Alzheimer’s, Up Close and Personal

An insider’s look at coding Alzheimer’s and its associated symptoms.

EDITOR’S NOTE: The following is an edited transcript of Laurie Johnson’s recent appearance on Talk Ten Tuesdays.

The late President Ronald Reagan designated November as National Alzheimer’s Disease Awareness Month in 1983 in order to help fight the dreaded condition.

As Baby Boomers age, more people will be diagnosed with Alzheimer’s. I have become very knowledgeable about this disease, as my grandmother, two aunts, and my mother have had it. Today, I would like to discuss the coding of Alzheimer’s and its associated symptoms.

The Index lists Alzheimer’s under “disease,” with the sub-term of Alzheimer’s. The default code is the actually a slanted bracket code, which means that two codes are required to code this condition fully. The code outside the slanted bracket is coded first, with the code inside the slanted bracket used as a secondary code. The default codes are G30.9 and F02.80: the first code is for Alzheimer’s disease, while the second provides the detail that no behavioral disturbance is noted. If there is behavioral disturbance, then the second code would be F02.81.  

Another symptom of Alzheimer’s disease is the tendency to wander. This symptom can also be coded as Z91.83.

From the clinical documentation improvement perspective, Alzheimer’s can be further specified as early onset (G30.0) or late onset (G30.1). The early onset is also known as presenile dementia, and it is usually diagnosed before the age of 65. Late onset is known also as senile dementia. There is one more option in the G30 category, which is G30.8 (other Alzheimer’s disease). One condition coded in this subcategory is atypical dementia. It should also be mentioned that senile degeneration is not the same as Alzheimer’s disease, which is evidenced by the exclusion under the code for senile degeneration (G31.1).

There was a question in the Coding Clinic published in the first quarter of 2017 regarding the documentation of dementia with Alzheimer’s. The response was that dementia is inherent in Alzheimer’s, so specific documentation of dementia is not needed for code assignment.

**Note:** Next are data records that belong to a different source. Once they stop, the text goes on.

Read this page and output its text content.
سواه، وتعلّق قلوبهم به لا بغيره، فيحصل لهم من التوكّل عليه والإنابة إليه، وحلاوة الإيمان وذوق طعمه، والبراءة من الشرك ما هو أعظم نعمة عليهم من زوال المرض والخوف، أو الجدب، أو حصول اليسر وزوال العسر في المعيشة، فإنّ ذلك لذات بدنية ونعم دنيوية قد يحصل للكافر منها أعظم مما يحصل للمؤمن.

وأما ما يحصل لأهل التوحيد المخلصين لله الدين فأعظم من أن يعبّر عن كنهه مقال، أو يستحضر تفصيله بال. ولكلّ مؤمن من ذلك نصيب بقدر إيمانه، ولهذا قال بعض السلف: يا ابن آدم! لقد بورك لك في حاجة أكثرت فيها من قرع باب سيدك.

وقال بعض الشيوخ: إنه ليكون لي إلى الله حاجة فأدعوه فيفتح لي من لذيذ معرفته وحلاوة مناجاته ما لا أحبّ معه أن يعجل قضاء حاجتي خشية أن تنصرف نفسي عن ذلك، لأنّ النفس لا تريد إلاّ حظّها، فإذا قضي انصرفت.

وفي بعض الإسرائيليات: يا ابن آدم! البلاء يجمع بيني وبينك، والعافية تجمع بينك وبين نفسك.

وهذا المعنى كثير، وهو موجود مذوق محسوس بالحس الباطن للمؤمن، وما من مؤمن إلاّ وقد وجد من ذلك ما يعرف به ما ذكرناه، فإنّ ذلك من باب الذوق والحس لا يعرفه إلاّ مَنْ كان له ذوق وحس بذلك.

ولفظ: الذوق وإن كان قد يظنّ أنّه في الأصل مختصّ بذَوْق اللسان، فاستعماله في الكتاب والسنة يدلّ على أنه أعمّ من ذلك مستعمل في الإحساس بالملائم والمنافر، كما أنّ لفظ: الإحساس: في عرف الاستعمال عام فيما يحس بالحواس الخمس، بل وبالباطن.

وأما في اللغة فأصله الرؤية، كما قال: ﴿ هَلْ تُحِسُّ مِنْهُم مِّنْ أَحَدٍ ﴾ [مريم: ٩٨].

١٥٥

If the patient suffers from contractures due to immobility that requires physical therapy, the coder should assign the contracture codes, according to the 2016 second-quarter Coding Clinic.

The G30 category has an instructional note that reads, “use additional code to identify delirium, if applicable; dementia with behavioral disturbance; or dementia without behavioral disturbance.” The behavioral disturbance (F02.8-) is the second code in the slanted bracket combination. The code for dementia with behavioral disturbance is a complication/comorbid condition (CC) and can impact MS-DRGs. All of these conditions are found among the Hierarchical Condition Categories, or HCCs, which impact payment for managed care or Medicare Advantage beneficiaries.

My experience has been that although my mother and her sisters have this disease, the manifestations have been different. My mother is very forgetful and loses track of time. Her oldest sister has exhibited mood changes and began to sleep through the day. Their middle sister quickly slipped away. She had different symptoms as well. The one common characteristic is that they have all withdrawn from life, which was the same experience as my grandmother. My grandmother also had the wandering behavior.

I am sure that my family is just one of many examples of what many families are experiencing with this disease.